Convert BST to Min Heap

You are given a binary search tree (BST) that is also a complete binary tree. Your task is to convert this BST into a Min Heap. The resultant Min Heap should maintain the property that all values in the left subtree of a node are less than all the values in the right subtree of the node.

A binary search tree (BST) is defined by the following properties:

• The left subtree of a node contains only nodes with data less than the node’s data.
• The right subtree of a node contains only nodes with data greater than the node’s data.
• Both the left and right subtrees must also be binary search trees.

A complete binary tree is one where all levels are completely filled except possibly for the last level, which should have all keys as left as possible.

A Min Heap is defined as a binary tree where the value of each node is smaller than or equal to the values in its children.

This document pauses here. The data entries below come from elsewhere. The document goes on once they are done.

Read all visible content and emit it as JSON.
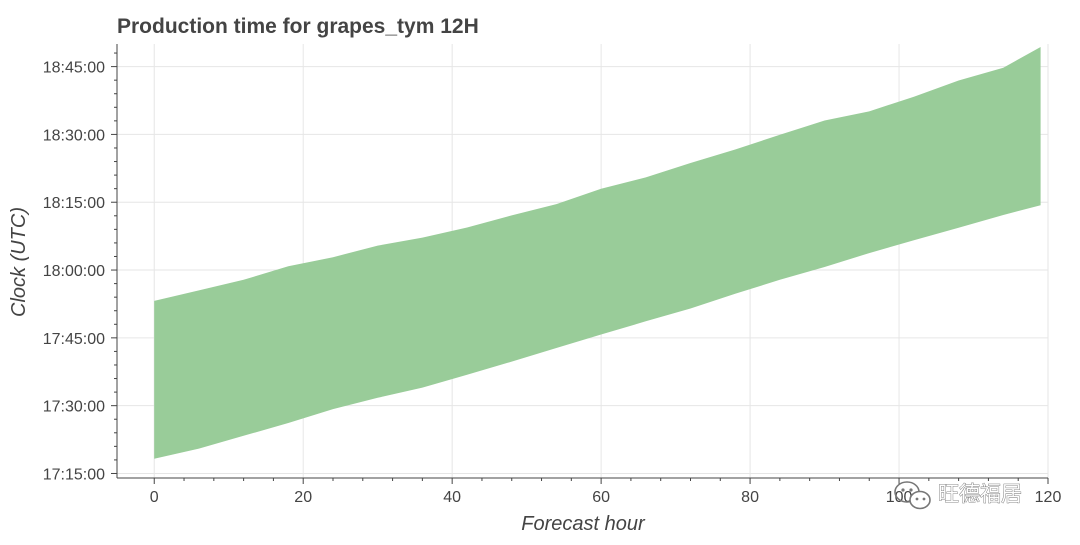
{
  "chart_data": {
    "type": "area",
    "title": "Production time for grapes_tym 12H",
    "xlabel": "Forecast hour",
    "ylabel": "Clock (UTC)",
    "xlim": [
      -5,
      120
    ],
    "ylim": [
      "17:14:00",
      "18:50:00"
    ],
    "x_ticks": [
      0,
      20,
      40,
      60,
      80,
      100,
      120
    ],
    "x_tick_labels": [
      "0",
      "20",
      "40",
      "60",
      "80",
      "100",
      "120"
    ],
    "y_ticks": [
      "17:15:00",
      "17:30:00",
      "17:45:00",
      "18:00:00",
      "18:15:00",
      "18:30:00",
      "18:45:00"
    ],
    "grid": true,
    "fill_color": "#99cc99",
    "series": [
      {
        "x": [
          0,
          6,
          12,
          18,
          24,
          30,
          36,
          42,
          48,
          54,
          60,
          66,
          72,
          78,
          84,
          90,
          96,
          102,
          108,
          114,
          119
        ],
        "lower": [
          "17:18:15",
          "17:20:30",
          "17:23:20",
          "17:26:10",
          "17:29:15",
          "17:31:45",
          "17:34:00",
          "17:36:50",
          "17:39:45",
          "17:42:45",
          "17:45:45",
          "17:48:40",
          "17:51:30",
          "17:54:45",
          "17:57:50",
          "18:00:40",
          "18:03:45",
          "18:06:35",
          "18:09:20",
          "18:12:10",
          "18:14:20"
        ],
        "upper": [
          "17:53:10",
          "17:55:30",
          "17:57:50",
          "18:00:50",
          "18:02:50",
          "18:05:25",
          "18:07:10",
          "18:09:25",
          "18:12:05",
          "18:14:35",
          "18:18:00",
          "18:20:30",
          "18:23:40",
          "18:26:40",
          "18:29:55",
          "18:33:05",
          "18:35:05",
          "18:38:20",
          "18:41:55",
          "18:44:45",
          "18:49:20"
        ]
      }
    ]
  },
  "watermark": {
    "text": "旺德福居",
    "icon": "wechat-icon"
  }
}
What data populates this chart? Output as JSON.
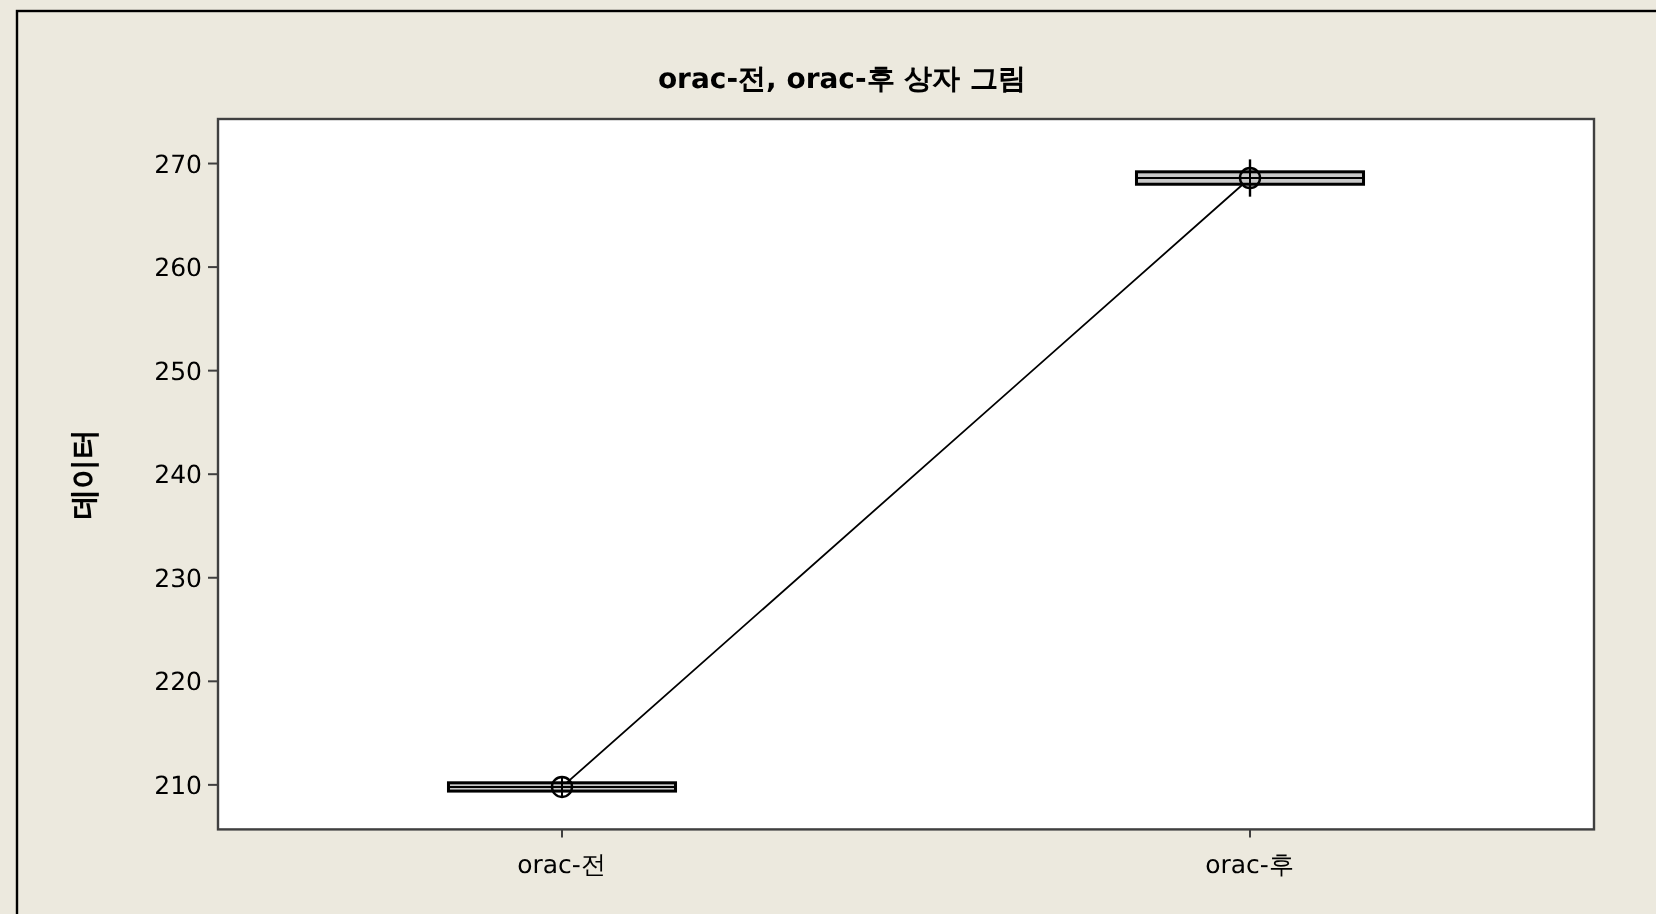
{
  "chart_data": {
    "type": "box",
    "title": "orac-전, orac-후 상자 그림",
    "ylabel": "데이터",
    "categories": [
      "orac-전",
      "orac-후"
    ],
    "ylim": [
      205.7,
      274.3
    ],
    "yticks": [
      210,
      220,
      230,
      240,
      250,
      260,
      270
    ],
    "series": [
      {
        "type": "line",
        "color": "#000000",
        "values": [
          209.8,
          268.6
        ]
      },
      {
        "color": "#c8c8c8",
        "boxes": [
          {
            "low": 209.4,
            "q1": 209.4,
            "median": 209.8,
            "q3": 210.2,
            "high": 210.2,
            "mean": 209.8
          },
          {
            "low": 266.8,
            "q1": 268.0,
            "median": 268.6,
            "q3": 269.2,
            "high": 270.4,
            "mean": 268.6
          }
        ]
      }
    ]
  }
}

For this problem, there is an additional requirement that all values in the left subtree of a node should be less than all the values in the right subtree.

Input:

The first line contains an integer 'T', representing the number of test cases. The subsequent lines represent each test case, containing values of nodes in level order form separated by spaces. Use -1 to denote a null node.

Output:

For each test case, print the Min Heap in level order form. Separate the output of each test case with a new line.

Example:

Input:
1
4 2 6 1 3 5 7 -1 -1 -1 -1 -1 -1

Output:
1 2 5 4 3 6 7

Constraints:

• 1 <= T <= 10
• 1 <= N <= 5 * 10^4
• -10^9 <= data <= 10^9, and data != -1

Note:

You do not need to print anything. Your function should return the root of the Min Heap. The provided input-output format is to ensure clarity.